Don Jose de La Mancha
Thanks to both of you. I'd honestly feel better about things if you were hanging it out over the edge with speculations and ideas same as I'm doing, but I can understand why you'd be reluctant to.
Somebody, Oroblanco, I think, mentioned corn and it's been slipping my mind to answer though I've had it earmarked.
I think our modern concepts of corn production methods might be one of the ways we've demonstrated how ghastly closed-minded we are because of our long European traditions of how it should be done.
Along the road east from Chichen Itza there are a series of lava flows keeping the jungle back. Over time soil's accumulated in the pockets all over them as will happen.
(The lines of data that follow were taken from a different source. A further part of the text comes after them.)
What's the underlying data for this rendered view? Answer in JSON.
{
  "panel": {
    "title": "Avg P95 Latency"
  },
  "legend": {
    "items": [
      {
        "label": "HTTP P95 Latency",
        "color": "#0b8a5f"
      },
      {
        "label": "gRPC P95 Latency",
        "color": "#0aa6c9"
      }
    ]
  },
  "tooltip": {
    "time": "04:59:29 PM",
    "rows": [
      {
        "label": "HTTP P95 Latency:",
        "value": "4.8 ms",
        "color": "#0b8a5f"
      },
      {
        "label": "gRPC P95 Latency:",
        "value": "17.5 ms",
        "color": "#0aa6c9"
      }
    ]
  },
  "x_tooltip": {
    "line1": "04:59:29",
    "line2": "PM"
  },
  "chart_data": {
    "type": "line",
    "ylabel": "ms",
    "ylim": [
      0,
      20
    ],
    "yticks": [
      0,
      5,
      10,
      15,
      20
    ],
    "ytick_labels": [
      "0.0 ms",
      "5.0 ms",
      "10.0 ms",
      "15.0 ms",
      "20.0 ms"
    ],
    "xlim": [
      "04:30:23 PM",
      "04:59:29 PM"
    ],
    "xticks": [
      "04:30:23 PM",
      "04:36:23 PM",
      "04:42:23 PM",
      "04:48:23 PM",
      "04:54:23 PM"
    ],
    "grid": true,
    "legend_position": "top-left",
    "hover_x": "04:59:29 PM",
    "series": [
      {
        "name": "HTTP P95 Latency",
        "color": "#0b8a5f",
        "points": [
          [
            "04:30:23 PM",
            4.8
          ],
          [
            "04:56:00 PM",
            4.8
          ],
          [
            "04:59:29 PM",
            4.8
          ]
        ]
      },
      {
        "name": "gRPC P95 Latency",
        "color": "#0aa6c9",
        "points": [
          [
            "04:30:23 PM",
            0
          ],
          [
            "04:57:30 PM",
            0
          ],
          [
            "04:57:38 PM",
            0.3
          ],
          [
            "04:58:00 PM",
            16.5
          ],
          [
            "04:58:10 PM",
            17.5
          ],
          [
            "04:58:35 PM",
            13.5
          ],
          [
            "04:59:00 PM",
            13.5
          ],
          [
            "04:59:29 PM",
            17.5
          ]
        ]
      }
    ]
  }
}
But today the descendants of those ancient Mayans are farming corn in those pockets and getting what appears to be fairly good production from the effort.
A pocket of soil a couple of inches deep and three feet in diameter might produce four corn-stalks and more than a dozen ears of corn. Interestingly, they appear to put off harvesting it until it's needed, just leaving it on the stalks to cure in the weather.
If we moderns were doing things that way every yard flowerbed would be producing enough corn to cut down on the grocery bills, while keeping us from entirely losing seed stock that germinates [as has pretty well already happened] to be replaced by seed-corn hybridized to prohibit germination so's the farmers will have to buy seed corn every year.
The ancients everywhere were probably pretty good at maximizing food production by a lot of means we'd never consider today.